El Mercedes alquilado de Terry era el único coche en la entrada.

Aparcó junto a él y se quedó sentado con el motor en marcha, escuchando. Una nube de polvo brillante le había perseguido colina arriba y envolvía el coche. Observó la casa y la somnolienta y calurosa quietud de las primeras horas de la tarde. Quizá Terry había dejado su coche y había ido en el de sus padres. Era lo más probable, sólo que sabía que no era así y que Terry estaba en casa.

No se esforzó por no hacer ruido. Al contrario, salió del coche, dio un fuerte portazo y después se detuvo, mirando la casa. Pensó que vería movimiento en el piso de arriba, a Terry retirando una cortina para saber quién había venido, pero no detectó signo alguno de actividad.

Entró. La televisión estaba apagada en el cuarto de estar y el ordenador del despacho de su madre también. En la cocina, los electrodomésticos de acero inoxidable callaban también. Sacó un taburete, abrió la puerta de la nevera y se puso a comer. Se bebió medio cartón de leche fría en ocho grandes tragos y después esperó al inevitable dolor en la sien, la intensa punzada detrás de los cuernos, y a que se le borrara la vista. Cuando se le pasó y pudo ver de nuevo con claridad, descubrió un plato de huevos rellenos a la diabla tapados con papel transparente. Su madre debía de haberlos preparado para el cumpleaños de Vera, pero no iba a necesitarlos, pues supuso que su abuela estaría recibiendo alimentación intravenosa.

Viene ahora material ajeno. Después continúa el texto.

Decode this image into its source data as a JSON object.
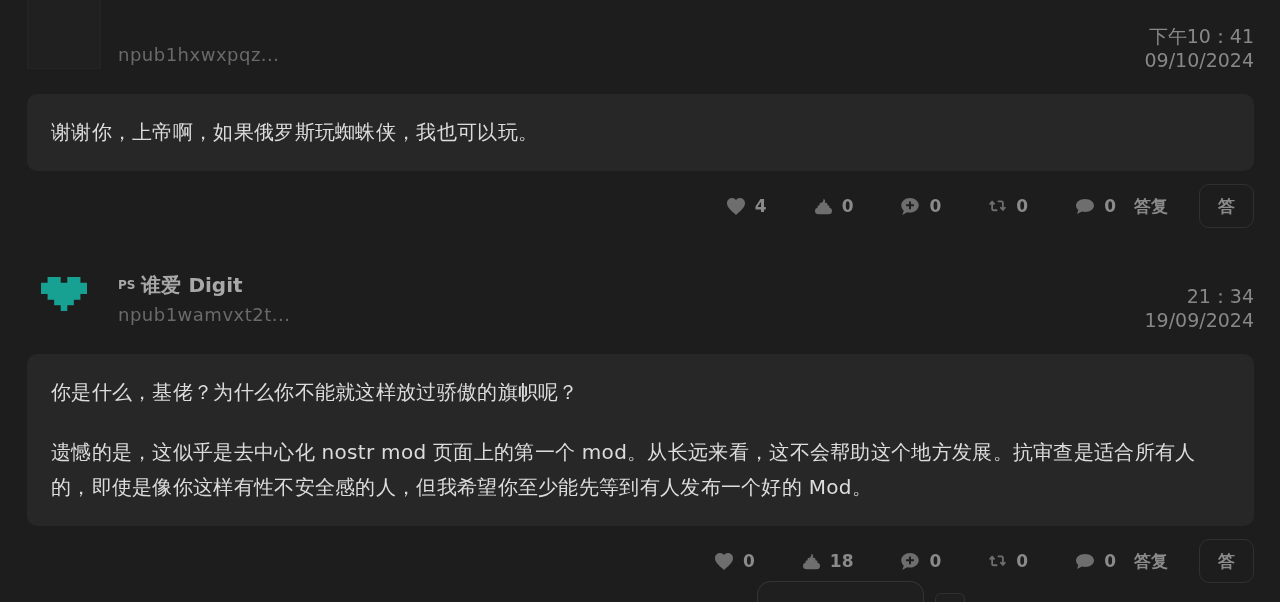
{
  "posts": [
    {
      "avatar": {
        "kind": "blank"
      },
      "author": {
        "npub": "npub1hxwxpqz..."
      },
      "time": "下午10：41",
      "date": "09/10/2024",
      "content": [
        "谢谢你，上帝啊，如果俄罗斯玩蜘蛛侠，我也可以玩。"
      ],
      "actions": [
        {
          "kind": "like",
          "count": "4"
        },
        {
          "kind": "poop",
          "count": "0"
        },
        {
          "kind": "comment",
          "count": "0"
        },
        {
          "kind": "repost",
          "count": "0"
        },
        {
          "kind": "reply",
          "count": "0",
          "label": "答复"
        }
      ],
      "reply_button": "答"
    },
    {
      "avatar": {
        "kind": "pixel-heart"
      },
      "author": {
        "badge": "PS",
        "name": "谁爱 Digit",
        "npub": "npub1wamvxt2t..."
      },
      "time": "21：34",
      "date": "19/09/2024",
      "content": [
        "你是什么，基佬？为什么你不能就这样放过骄傲的旗帜呢？",
        "遗憾的是，这似乎是去中心化 nostr mod 页面上的第一个 mod。从长远来看，这不会帮助这个地方发展。抗审查是适合所有人的，即使是像你这样有性不安全感的人，但我希望你至少能先等到有人发布一个好的 Mod。"
      ],
      "actions": [
        {
          "kind": "like",
          "count": "0"
        },
        {
          "kind": "poop",
          "count": "18"
        },
        {
          "kind": "comment",
          "count": "0"
        },
        {
          "kind": "repost",
          "count": "0"
        },
        {
          "kind": "reply",
          "count": "0",
          "label": "答复"
        }
      ],
      "reply_button": "答"
    }
  ],
  "footer": {
    "controls": [
      {
        "kind": "wide"
      },
      {
        "kind": "small"
      }
    ]
  }
}
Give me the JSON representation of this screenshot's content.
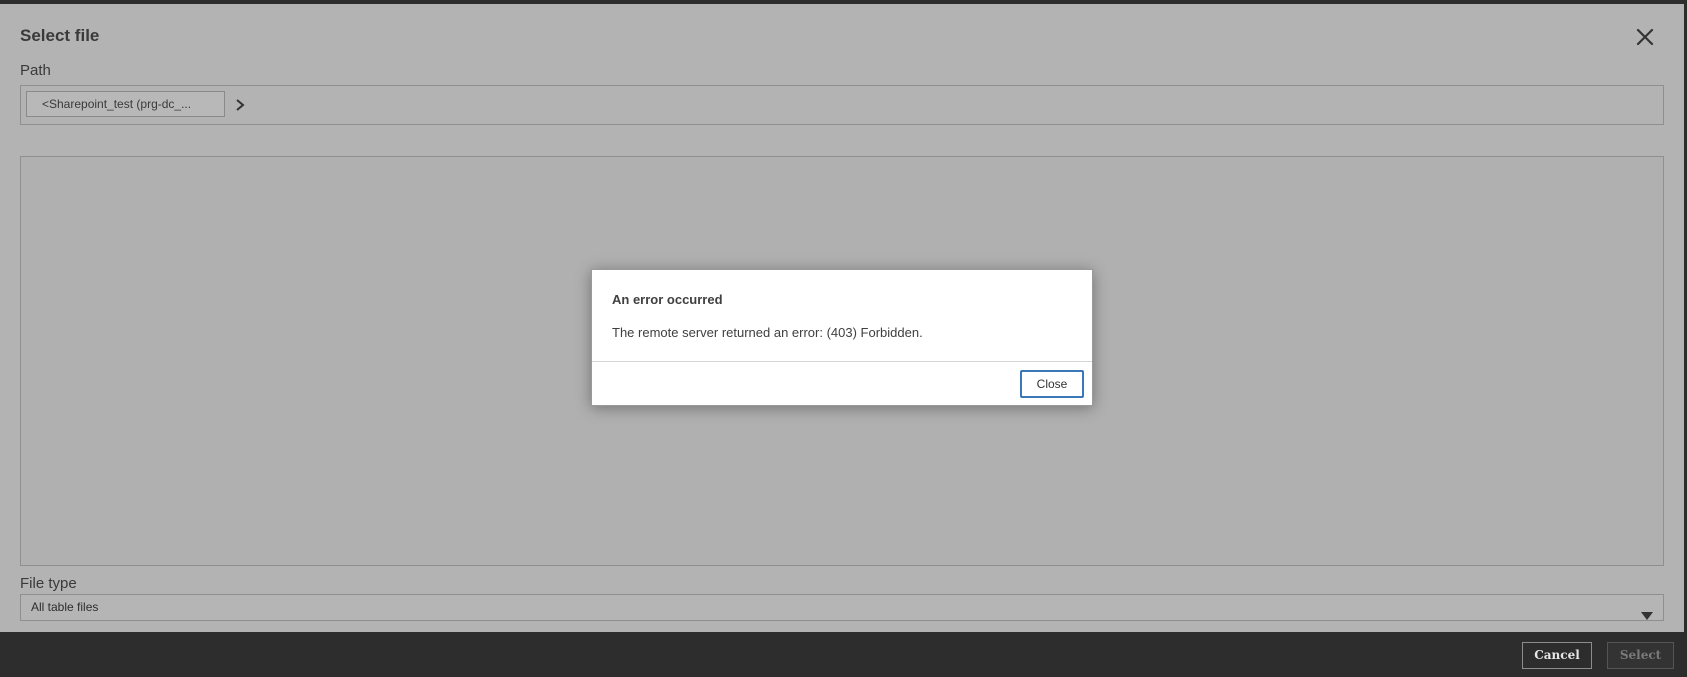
{
  "dialog": {
    "title": "Select file",
    "close_icon": "close-icon",
    "path_label": "Path",
    "breadcrumb": {
      "item": "<Sharepoint_test (prg-dc_...",
      "chevron_icon": "chevron-right-icon"
    },
    "file_type_label": "File type",
    "file_type_value": "All table files",
    "dropdown_icon": "caret-down-icon"
  },
  "footer": {
    "cancel_label": "Cancel",
    "select_label": "Select"
  },
  "error_modal": {
    "title": "An error occurred",
    "message": "The remote server returned an error: (403) Forbidden.",
    "close_label": "Close"
  },
  "colors": {
    "accent": "#3a78b7",
    "overlay": "#b3b3b3",
    "footer_bg": "#2d2d2d"
  }
}
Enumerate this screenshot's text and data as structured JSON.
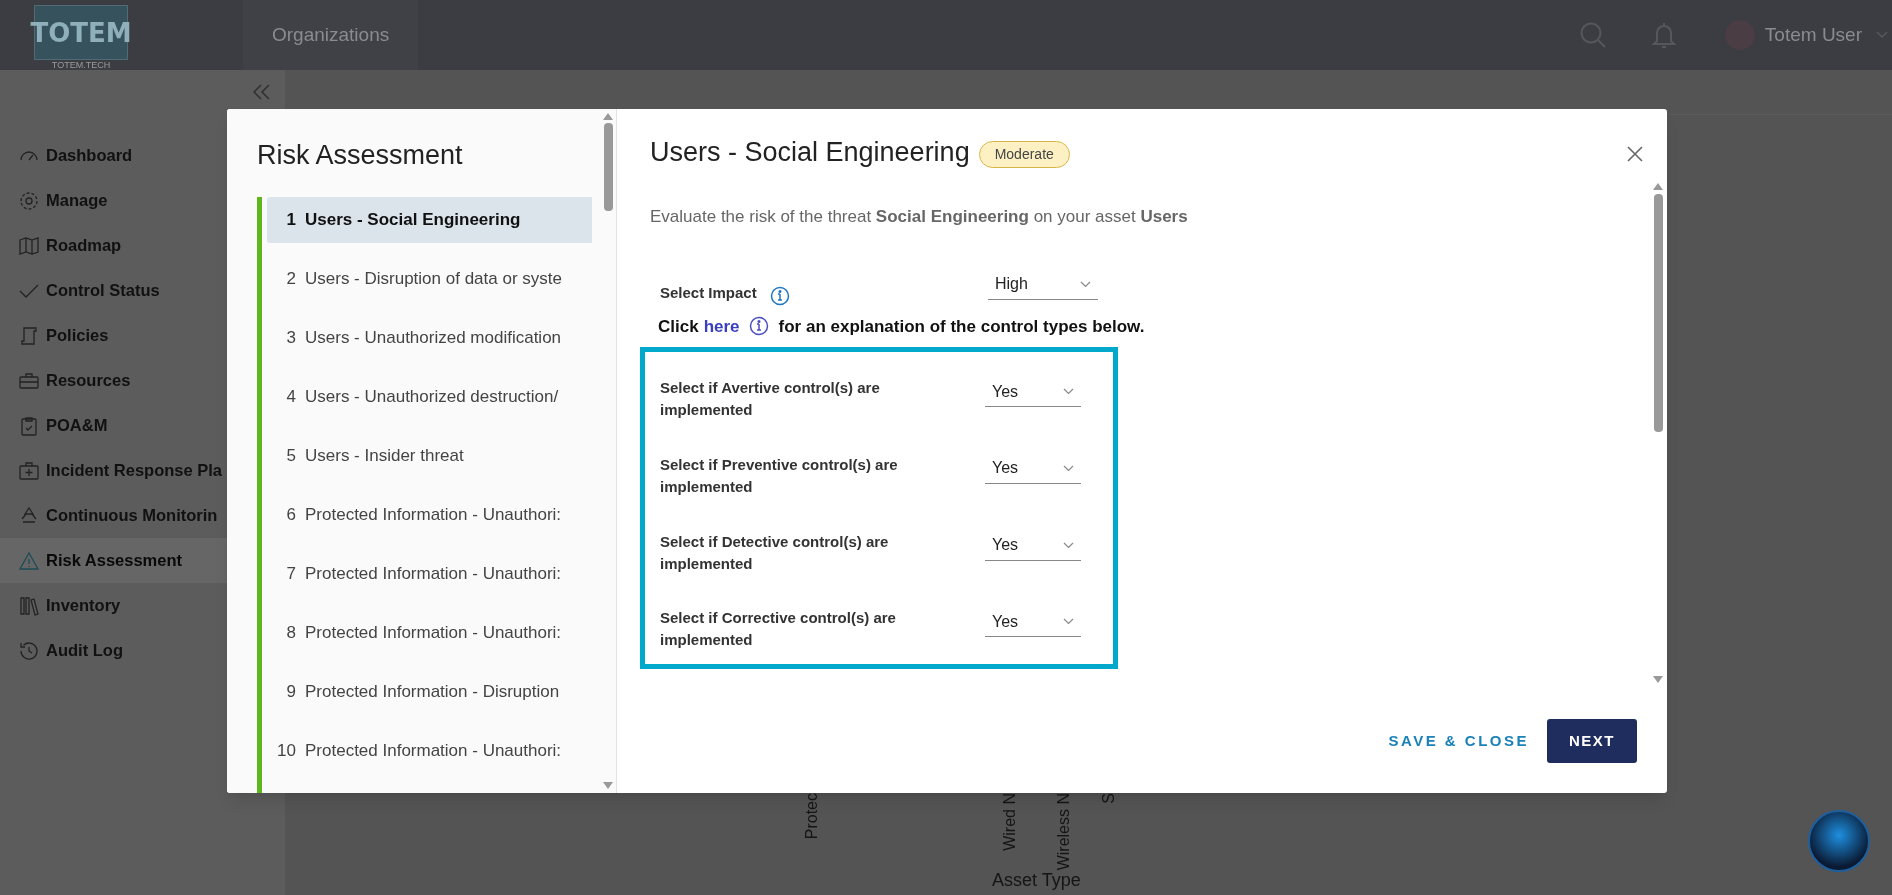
{
  "top_bar": {
    "logo": "TOTEM",
    "logo_caption": "TOTEM.TECH",
    "nav_tab": "Organizations",
    "user_name": "Totem User"
  },
  "sidebar": {
    "items": [
      {
        "label": "Dashboard",
        "selected": false
      },
      {
        "label": "Manage",
        "selected": false
      },
      {
        "label": "Roadmap",
        "selected": false
      },
      {
        "label": "Control Status",
        "selected": false
      },
      {
        "label": "Policies",
        "selected": false
      },
      {
        "label": "Resources",
        "selected": false
      },
      {
        "label": "POA&M",
        "selected": false
      },
      {
        "label": "Incident Response Pla",
        "selected": false
      },
      {
        "label": "Continuous Monitorin",
        "selected": false
      },
      {
        "label": "Risk Assessment",
        "selected": true
      },
      {
        "label": "Inventory",
        "selected": false
      },
      {
        "label": "Audit Log",
        "selected": false
      }
    ]
  },
  "background_chart": {
    "axis_labels": [
      "Protec",
      "Wired N",
      "Wireless N",
      "S"
    ],
    "axis_title": "Asset Type"
  },
  "modal": {
    "list_title": "Risk Assessment",
    "threats": [
      {
        "number": "1",
        "label": "Users - Social Engineering",
        "selected": true
      },
      {
        "number": "2",
        "label": "Users - Disruption of data or syste",
        "selected": false
      },
      {
        "number": "3",
        "label": "Users - Unauthorized modification",
        "selected": false
      },
      {
        "number": "4",
        "label": "Users - Unauthorized destruction/",
        "selected": false
      },
      {
        "number": "5",
        "label": "Users - Insider threat",
        "selected": false
      },
      {
        "number": "6",
        "label": "Protected Information - Unauthori:",
        "selected": false
      },
      {
        "number": "7",
        "label": "Protected Information - Unauthori:",
        "selected": false
      },
      {
        "number": "8",
        "label": "Protected Information - Unauthori:",
        "selected": false
      },
      {
        "number": "9",
        "label": "Protected Information - Disruption",
        "selected": false
      },
      {
        "number": "10",
        "label": "Protected Information - Unauthori:",
        "selected": false
      }
    ],
    "title": "Users - Social Engineering",
    "risk_badge": "Moderate",
    "description": "Evaluate the risk of the threat **Social Engineering** on your asset **Users**",
    "impact": {
      "label": "Select Impact",
      "value": "High"
    },
    "explanation": {
      "prefix": "Click",
      "link": "here",
      "suffix": "for an explanation of the control types below."
    },
    "controls": [
      {
        "label": "Select if Avertive control(s) are implemented",
        "value": "Yes"
      },
      {
        "label": "Select if Preventive control(s) are implemented",
        "value": "Yes"
      },
      {
        "label": "Select if Detective control(s) are implemented",
        "value": "Yes"
      },
      {
        "label": "Select if Corrective control(s) are implemented",
        "value": "Yes"
      }
    ],
    "buttons": {
      "secondary": "SAVE & CLOSE",
      "primary": "NEXT"
    }
  }
}
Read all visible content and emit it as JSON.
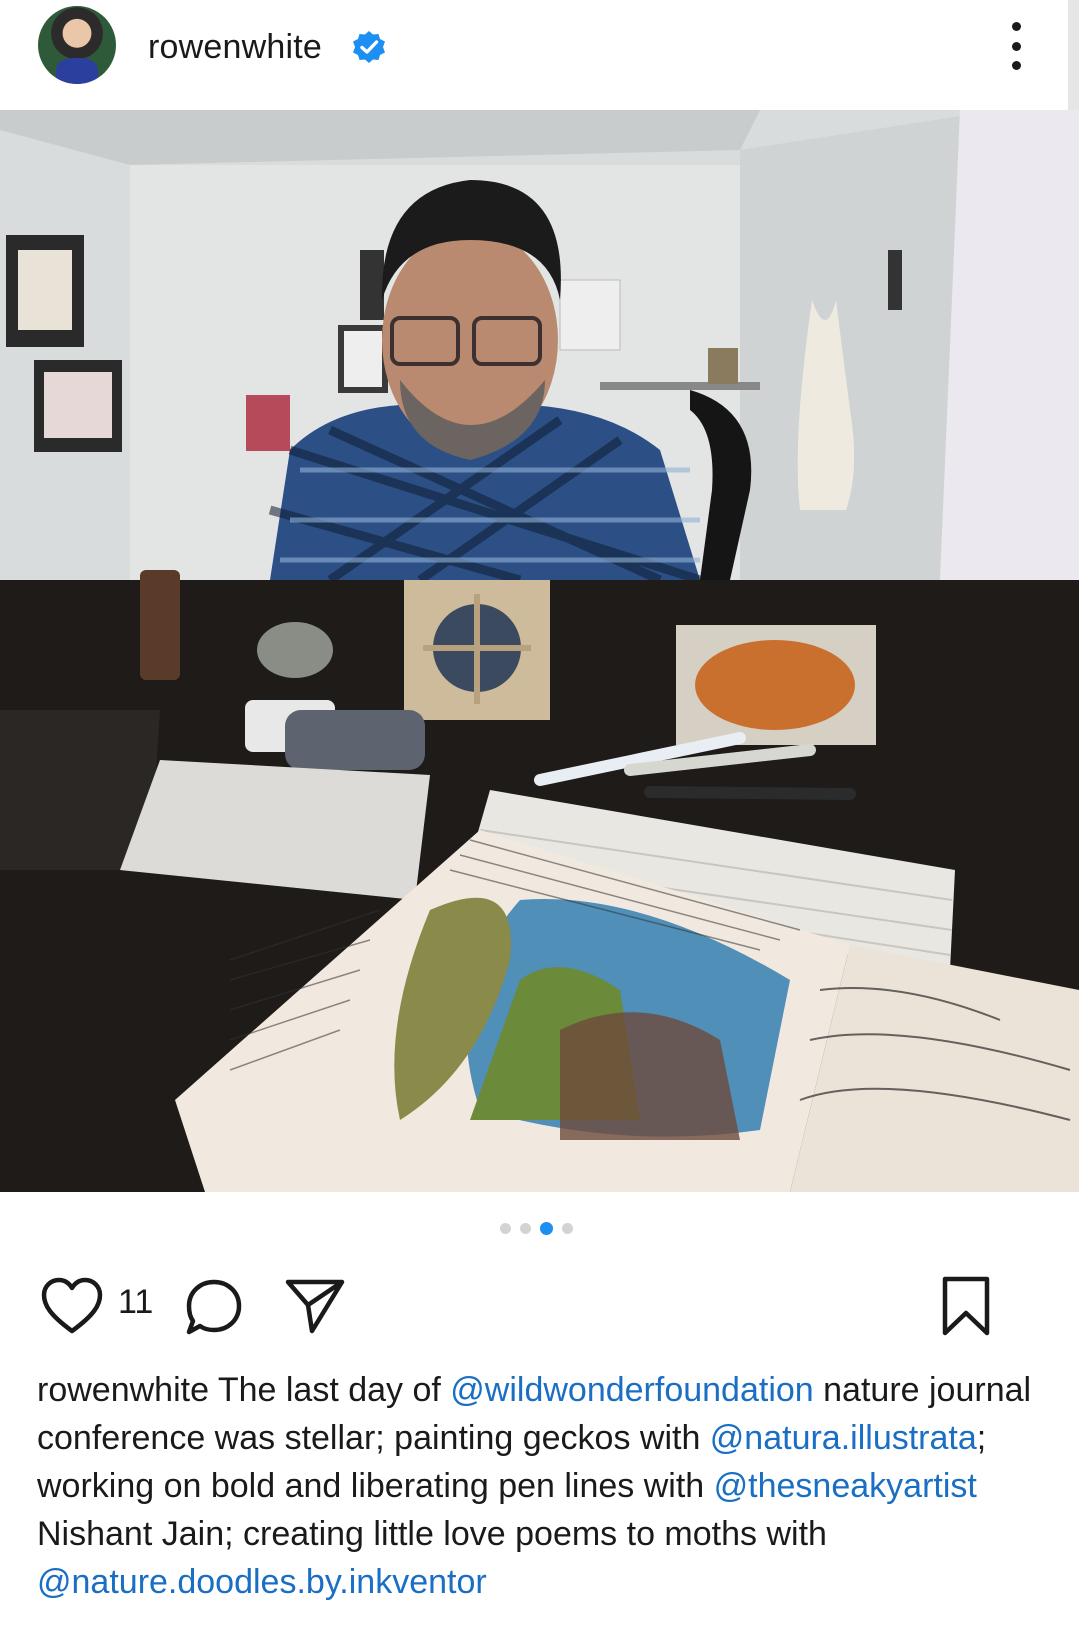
{
  "header": {
    "username": "rowenwhite",
    "verified_icon": "verified-badge-icon",
    "more_icon": "more-vertical-icon"
  },
  "post": {
    "image_description_icon": "photo",
    "carousel": {
      "count": 4,
      "active_index": 2
    }
  },
  "actions": {
    "like_icon": "heart-icon",
    "like_count": "11",
    "comment_icon": "comment-icon",
    "share_icon": "send-icon",
    "save_icon": "bookmark-icon"
  },
  "caption": {
    "username": "rowenwhite",
    "parts": [
      {
        "text": " The last day of ",
        "type": "text"
      },
      {
        "text": "@wildwonderfoundation",
        "type": "mention"
      },
      {
        "text": " nature journal conference was stellar; painting geckos with ",
        "type": "text"
      },
      {
        "text": "@natura.illustrata",
        "type": "mention"
      },
      {
        "text": "; working on bold and liberating pen lines with ",
        "type": "text"
      },
      {
        "text": "@thesneakyartist",
        "type": "mention"
      },
      {
        "text": " Nishant Jain;  creating little love poems to moths with ",
        "type": "text"
      },
      {
        "text": "@nature.doodles.by.inkventor",
        "type": "mention"
      }
    ]
  },
  "colors": {
    "mention": "#1a6fc4",
    "verified": "#1d8ff2",
    "active_dot": "#1d8ff2"
  }
}
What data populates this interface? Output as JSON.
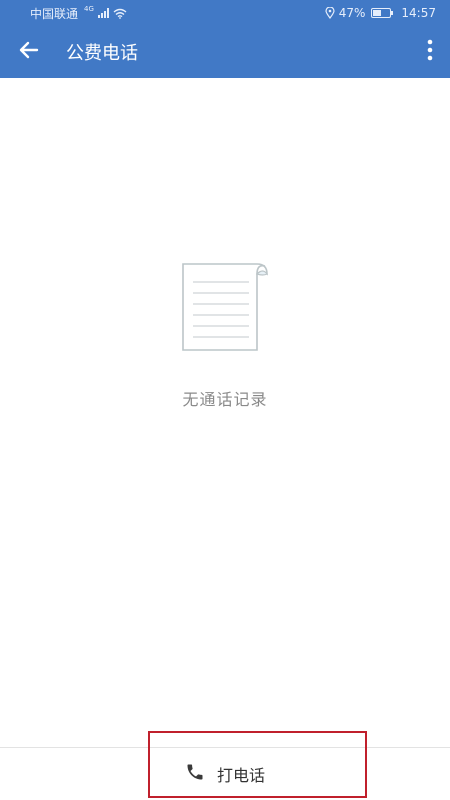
{
  "status_bar": {
    "carrier": "中国联通",
    "network": "4G",
    "battery": "47%",
    "battery_level": 0.47,
    "time": "14:57"
  },
  "app_bar": {
    "title": "公费电话",
    "back_icon": "arrow-left-icon",
    "more_icon": "more-vertical-icon"
  },
  "empty_state": {
    "icon": "document-icon",
    "text": "无通话记录"
  },
  "bottom_bar": {
    "call_icon": "phone-icon",
    "call_label": "打电话"
  },
  "colors": {
    "primary": "#4179c6",
    "highlight": "#c0202c",
    "muted_text": "#8a8a8a"
  }
}
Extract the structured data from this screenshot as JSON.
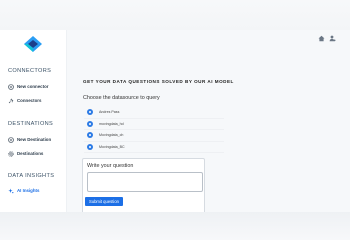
{
  "sidebar": {
    "sections": [
      {
        "title": "CONNECTORS",
        "items": [
          {
            "label": "New connector",
            "icon": "plus-circle-icon"
          },
          {
            "label": "Connectors",
            "icon": "plug-icon"
          }
        ]
      },
      {
        "title": "DESTINATIONS",
        "items": [
          {
            "label": "New Destination",
            "icon": "plus-circle-icon"
          },
          {
            "label": "Destinations",
            "icon": "gear-icon"
          }
        ]
      },
      {
        "title": "DATA INSIGHTS",
        "items": [
          {
            "label": "AI Insights",
            "icon": "sparkle-icon"
          }
        ]
      }
    ]
  },
  "main": {
    "heading": "GET YOUR DATA QUESTIONS SOLVED BY OUR AI MODEL",
    "datasource_label": "Choose the datasource to query",
    "datasources": [
      "Andres Pass",
      "movingdata_hd",
      "Movingdata_ch",
      "Movingdata_BC"
    ],
    "question_label": "Write your question",
    "question_value": "",
    "submit_label": "Submit question"
  },
  "colors": {
    "accent": "#1c6fe6",
    "logo_a": "#2a9df4",
    "logo_b": "#1b3f8b"
  }
}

Se los comió todos directamente con las manos, uno detrás de otro, y decidió que estaban 666 veces más ricos que los que preparaba él cuando vivía con Glenna.

Estaba girando el plato entre las manos como si fuera un volante y rebañándolo con la lengua cuando escuchó una voz masculina murmurar en el piso de arriba. Se detuvo y escuchó con atención. Pasados unos segundos oyó de nuevo la voz. Dejó el plato en el fregadero y cogió un cuchillo de la barra magnética de la pared, el más grande que encontró, que se desprendió con un suave tintineo de aceros entrechocándose. No estaba muy seguro de lo que pensaba hacer con él, sólo de que se sentía mejor teniéndolo en la mano. Después de lo ocurrido en su apartamento había decidido que era un error andar por ahí desarmado. Subió las escaleras. La antigua habitación de su hermano estaba al final del largo pasillo del segundo piso.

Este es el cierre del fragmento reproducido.